Análise da trajetória

Um cinema de alta densidade filosófica e psicológica, formalista, obcecadamente repetitivo, sem estatura política, são os adjetivos que procuram definir, de maneira correta ou equivocada, a produção de Walter Hugo Khouri. É possível dividi-la em três fases. Na primeira, basicamente a dos anos 1950, o cineasta persegue um ideário estético, que vê concretizado na obra de Ingmar Bergman, embora aprecie com igual intensidade o cinema de Joseph von Sternberg (1894-1969), o filme de terror de Val Lewton (1904-1951) e o expressionismo alemão. O modo de produção da Companhia Cinematográfica Vera Cruz parece compatível com a busca de um estilo: qualidade técnica e domínio da narrativa, com o acréscimo de um tom universal na abordagem da condição humana e elaboração de uma "atmosfera" visual e sonora especificamente cinematográfica.

Estranho Encontro (1958) rearticula elementos melodramáticos de uma relação sadomasoquista à feição de alguns filmes "noir", e Na Garganta do Diabo (1959) alcança alta força poética na evocação de vida e morte sugerida pelas cataratas de Iguaçu. Críticos rigorosos como Gustavo Dahl (1938-2011) ou Paulo Emilio Salles Gomes (1916-1977) reconhecem, com ressalvas, a emergência de um grande criador.1 No entanto, ambos os filmes já nascem envelhecidos e não correspondem aos desejos de superação política e estética de grupos mais jovens.
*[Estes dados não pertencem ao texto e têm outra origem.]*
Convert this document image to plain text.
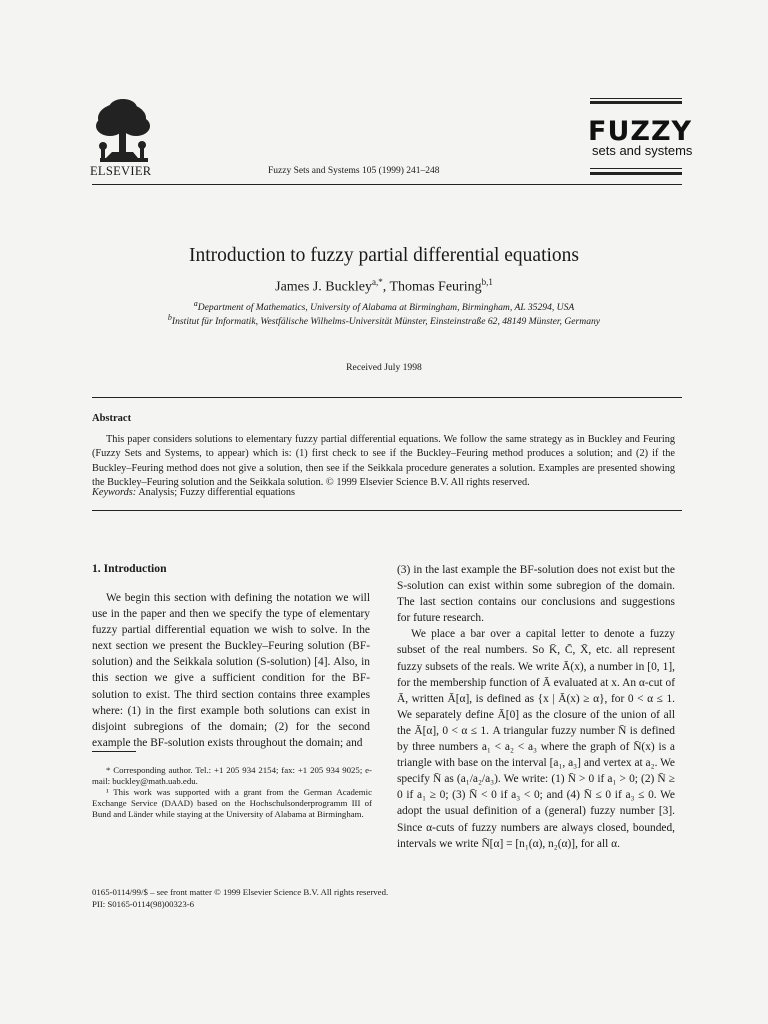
ELSEVIER	Fuzzy Sets and Systems 105 (1999) 241–248
FUZZY
sets and systems
Introduction to fuzzy partial differential equations
James J. Buckley$^{a,*}$, Thomas Feuring$^{b,1}$
$^a$Department of Mathematics, University of Alabama at Birmingham, Birmingham, AL 35294, USA
$^b$Institut für Informatik, Westfälische Wilhelms-Universität Münster, Einsteinstraße 62, 48149 Münster, Germany
Received July 1998
Abstract
This paper considers solutions to elementary fuzzy partial differential equations. We follow the same strategy as in Buckley and Feuring (Fuzzy Sets and Systems, to appear) which is: (1) first check to see if the Buckley–Feuring method produces a solution; and (2) if the Buckley–Feuring method does not give a solution, then see if the Seikkala procedure generates a solution. Examples are presented showing the Buckley–Feuring solution and the Seikkala solution. © 1999 Elsevier Science B.V. All rights reserved.
Keywords: Analysis; Fuzzy differential equations
1. Introduction

We begin this section with defining the notation we will use in the paper and then we specify the type of elementary fuzzy partial differential equation we wish to solve. In the next section we present the Buckley–Feuring solution (BF-solution) and the Seikkala solution (S-solution) [4]. Also, in this section we give a sufficient condition for the BF-solution to exist. The third section contains three examples where: (1) in the first example both solutions can exist in disjoint subregions of the domain; (2) for the second example the BF-solution exists throughout the domain; and

(3) in the last example the BF-solution does not exist but the S-solution can exist within some subregion of the domain. The last section contains our conclusions and suggestions for future research.

We place a bar over a capital letter to denote a fuzzy subset of the real numbers. So K̄, C̄, X̄, etc. all represent fuzzy subsets of the reals. We write Ā(x), a number in [0, 1], for the membership function of Ā evaluated at x. An α-cut of Ā, written Ā[α], is defined as {x | Ā(x) ≥ α}, for 0 < α ≤ 1. We separately define Ā[0] as the closure of the union of all the Ā[α], 0 < α ≤ 1. A triangular fuzzy number N̄ is defined by three numbers a₁ < a₂ < a₃ where the graph of N̄(x) is a triangle with base on the interval [a₁, a₃] and vertex at a₂. We specify N̄ as (a₁/a₂/a₃). We write: (1) N̄ > 0 if a₁ > 0; (2) N̄ ≥ 0 if a₁ ≥ 0; (3) N̄ < 0 if a₃ < 0; and (4) N̄ ≤ 0 if a₃ ≤ 0. We adopt the usual definition of a (general) fuzzy number [3]. Since α-cuts of fuzzy numbers are always closed, bounded, intervals we write N̄[α] = [n₁(α), n₂(α)], for all α.

* Corresponding author. Tel.: +1 205 934 2154; fax: +1 205 934 9025; e-mail: buckley@math.uab.edu.

¹ This work was supported with a grant from the German Academic Exchange Service (DAAD) based on the Hochschulsonderprogramm III of Bund and Länder while staying at the University of Alabama at Birmingham.

0165-0114/99/$ – see front matter © 1999 Elsevier Science B.V. All rights reserved.
PII: S0165-0114(98)00323-6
Khouri, na intensa politização que percorre os anos 1960, se coloca numa posição que não lhe desagrada - a de homem deslocado das movimentações nacionalistas e revolucionárias e que investe contra o "fanatismo" e a "predisposição patriótica de grupos ingênuos e mal informados"2.
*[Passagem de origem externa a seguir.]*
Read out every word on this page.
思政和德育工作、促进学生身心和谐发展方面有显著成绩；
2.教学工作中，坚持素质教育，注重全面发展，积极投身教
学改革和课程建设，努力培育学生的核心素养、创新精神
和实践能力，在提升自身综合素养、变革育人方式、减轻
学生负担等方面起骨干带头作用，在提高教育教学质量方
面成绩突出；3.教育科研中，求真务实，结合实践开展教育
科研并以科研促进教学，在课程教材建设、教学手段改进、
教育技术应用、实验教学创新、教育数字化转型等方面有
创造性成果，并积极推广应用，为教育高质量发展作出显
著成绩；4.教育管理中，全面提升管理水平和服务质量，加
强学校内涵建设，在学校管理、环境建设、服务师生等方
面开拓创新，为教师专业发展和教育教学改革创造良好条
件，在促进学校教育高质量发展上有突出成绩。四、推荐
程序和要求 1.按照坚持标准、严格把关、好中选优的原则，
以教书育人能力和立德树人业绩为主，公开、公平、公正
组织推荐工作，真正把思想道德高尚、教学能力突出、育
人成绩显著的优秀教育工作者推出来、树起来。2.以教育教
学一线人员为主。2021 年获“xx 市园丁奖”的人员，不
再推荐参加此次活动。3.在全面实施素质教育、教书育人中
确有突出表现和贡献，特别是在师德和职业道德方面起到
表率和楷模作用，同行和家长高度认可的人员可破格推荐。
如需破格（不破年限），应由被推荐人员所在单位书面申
Por conta de afirmações semelhantes e da favorável repercussão comercial de A Ilha (1963), Khouri se torna o representante da ala universalista, cujo projeto econômico e estético pressupõe indústria, internacionalização e qualidade técnico-artística tradicionais, sob o beneplácito de uma legislação protetora a ser desenhada sob a égide do regime militar. Tal projeto encontra resistências por parte do grupo do Cinema Novo3, distinto na sua concepção de um cinema independente e moderno.

Na prática, e de um ponto de vista distanciado da polarização ideológica da época, isso não significa total abstenção de diálogo. A produção de Khouri inaugura uma segunda fase, na qual preocupações mais maduras de ordem existencial se sobrepõem a um pano de fundo social. Noite Vazia (1964) e As Amorosas (1968) representam a alienação de extratos burgueses que se debatem nas amarras do cotidiano e que procuram fugir dessas limitações por meio do sexo, com o qual visam alcançar a liberdade e a transcendência espiritual. A cidade de São Paulo, como espaço determinante do desenvolvimento capitalista brasileiro, é usada como metáfora da opressão que se abate sobre os seres humanos e os desfigura a ponto de torná-los a materialização do cinismo e da prepotência.

A presença do sexo como elemento norteador das buscas existenciais de seus personagens é atrativo para as fontes de financiamento que o cinema paulista da Boca do Lixo oferece a partir dos anos 1970. Dentro desse período de crescentes ousadias na representação do erotismo, Khouri constrói a terceira fase de sua obra; alguns títulos aproximam-se da pornochanchada4, outros servem de subterfúgio comercial para dar vazão às suas premissas artísticas e temáticas.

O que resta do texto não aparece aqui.